The GCC, tax and COVID-19

What’s the future of the tax landscape in the region?

Mohammed Yaghmour, Middle East Tax and Legal Services Leader

Photo of Mohammed Yaghmour

At the start of my career during the late 80’s, and as a fresh graduate, I was advised by a superior to get into the world of tax. As it was explained to me then, ‘‘tax is the future’, especially for our region. At that time, very few GCC countries had extensive tax functions or implementations, but with time, and as we approach the close of 2021, almost all of them have introduced tax regulations, with more coming along the way.

What caused this change?

Although the GCC has generally been a no tax, or very low tax zone, the tax environment is now changing rapidly, propelled by the challenge of lower oil prices since 2015 and by a growing appreciation, particularly over the last year, that the move to clean energy requires a rethink of the region’s economic model. Efforts to diversify both economies and public finances are finally beginning to make progress, but the challenge is to prevent those two objectives from working against each other.

How did COVID-19 affect tax and legal systems around the world? 

Fast forward to 2020, and we have a worldwide pandemic that is changing the game for all countries and organisations. The regional tax and legal landscape was already changing at an unprecedented pace, but many countries around the world started implementing emergency tax measures to support their economies during these challenging times. This puts our clients under more pressure than ever to react and adapt in order to comply with new regulations. 

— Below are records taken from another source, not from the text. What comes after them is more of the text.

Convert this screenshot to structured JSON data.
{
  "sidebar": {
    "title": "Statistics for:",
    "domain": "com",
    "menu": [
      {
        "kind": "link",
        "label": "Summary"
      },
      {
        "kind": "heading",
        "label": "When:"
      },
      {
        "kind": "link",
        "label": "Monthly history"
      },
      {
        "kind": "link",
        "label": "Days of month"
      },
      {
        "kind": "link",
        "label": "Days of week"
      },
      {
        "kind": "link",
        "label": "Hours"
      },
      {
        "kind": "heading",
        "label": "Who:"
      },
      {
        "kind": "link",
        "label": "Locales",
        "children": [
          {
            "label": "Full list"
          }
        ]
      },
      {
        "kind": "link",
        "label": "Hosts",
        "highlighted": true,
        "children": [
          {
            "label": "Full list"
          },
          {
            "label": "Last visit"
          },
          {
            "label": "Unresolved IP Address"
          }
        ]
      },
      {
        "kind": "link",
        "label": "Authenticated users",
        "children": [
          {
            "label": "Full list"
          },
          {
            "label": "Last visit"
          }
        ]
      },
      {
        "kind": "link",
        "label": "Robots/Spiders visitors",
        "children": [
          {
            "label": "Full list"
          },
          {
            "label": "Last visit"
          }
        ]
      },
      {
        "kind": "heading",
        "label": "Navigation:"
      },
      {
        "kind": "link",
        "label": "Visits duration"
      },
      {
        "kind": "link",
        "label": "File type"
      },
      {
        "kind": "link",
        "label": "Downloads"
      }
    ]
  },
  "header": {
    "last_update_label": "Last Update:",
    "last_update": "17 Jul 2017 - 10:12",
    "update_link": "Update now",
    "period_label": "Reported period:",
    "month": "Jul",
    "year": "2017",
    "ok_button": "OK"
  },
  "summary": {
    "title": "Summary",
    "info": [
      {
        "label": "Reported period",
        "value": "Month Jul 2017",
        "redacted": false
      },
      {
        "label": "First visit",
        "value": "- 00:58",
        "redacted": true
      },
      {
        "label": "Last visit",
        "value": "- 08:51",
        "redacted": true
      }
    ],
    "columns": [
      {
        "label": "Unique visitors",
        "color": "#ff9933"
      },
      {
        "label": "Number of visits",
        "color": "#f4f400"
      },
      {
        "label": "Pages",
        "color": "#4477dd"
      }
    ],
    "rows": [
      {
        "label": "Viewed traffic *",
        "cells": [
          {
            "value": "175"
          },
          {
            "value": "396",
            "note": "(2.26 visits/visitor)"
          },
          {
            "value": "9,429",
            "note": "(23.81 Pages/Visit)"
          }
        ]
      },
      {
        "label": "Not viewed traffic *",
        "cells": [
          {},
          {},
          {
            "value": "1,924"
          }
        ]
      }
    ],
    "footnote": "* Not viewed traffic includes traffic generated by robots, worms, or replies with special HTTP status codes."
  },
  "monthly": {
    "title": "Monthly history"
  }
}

What are the biggest challenges businesses face today?

With all this change in mind, there has never been a more important time for us to take a look at how organisations and their tax functions are operating and responding. In our Middle East Tax Leaders survey we found three main areas that are of concern to organisations: 

  1. The risk factor: Most organisations in the Middle East say managing risk is their biggest external tax challenge. Almost 50% have faced a tax challenge or dispute in the past year.
  2. The technology gap: Automation and technology are the key to managing tax risk but organisations have a long way to go on their automation journey, as many say they lack the budget to automate.
  3. The collaboration advantage: Tax issues should be at the heart of strategic decision-making, but only 33% say the function is fully integrated within the business. Building a positive relationship with the tax authorities should also be a priority. 
What does the future look like?

Change is the only constant in life, and that couldn’t be more relevant and true for the tax function. So, what does all of this mean for an organisation’s people and operations? 

  1. Within the finance function, a tax expert can expect a very different role in the future, with excel spreadsheets sweeping towards an inevitable end. Manual data management will be a thing of the past, joining the typewriter and fax machine in the archives of administrative history.
  2. Smart Automation tools such as Process Automation, Robotics, along with further advancements in core ERP technology, AI and other up and coming solutions are becoming the ‘new normal’. 
  3. Decisions by the authorities to convert to digitised processes is a sign of a major shift that could likely end in a wholly digital interaction between the authorities and taxpayers.
  4. Business intelligence and forward planning could be the new tax function normal, contributing to the wider business strategy, effectively replacing the traditional means of reporting tax information to the authorities.

Working in tax has never been more dynamic. With so much change coming our way in the region, and all the potential for automation and digital transformation, these are very exciting times.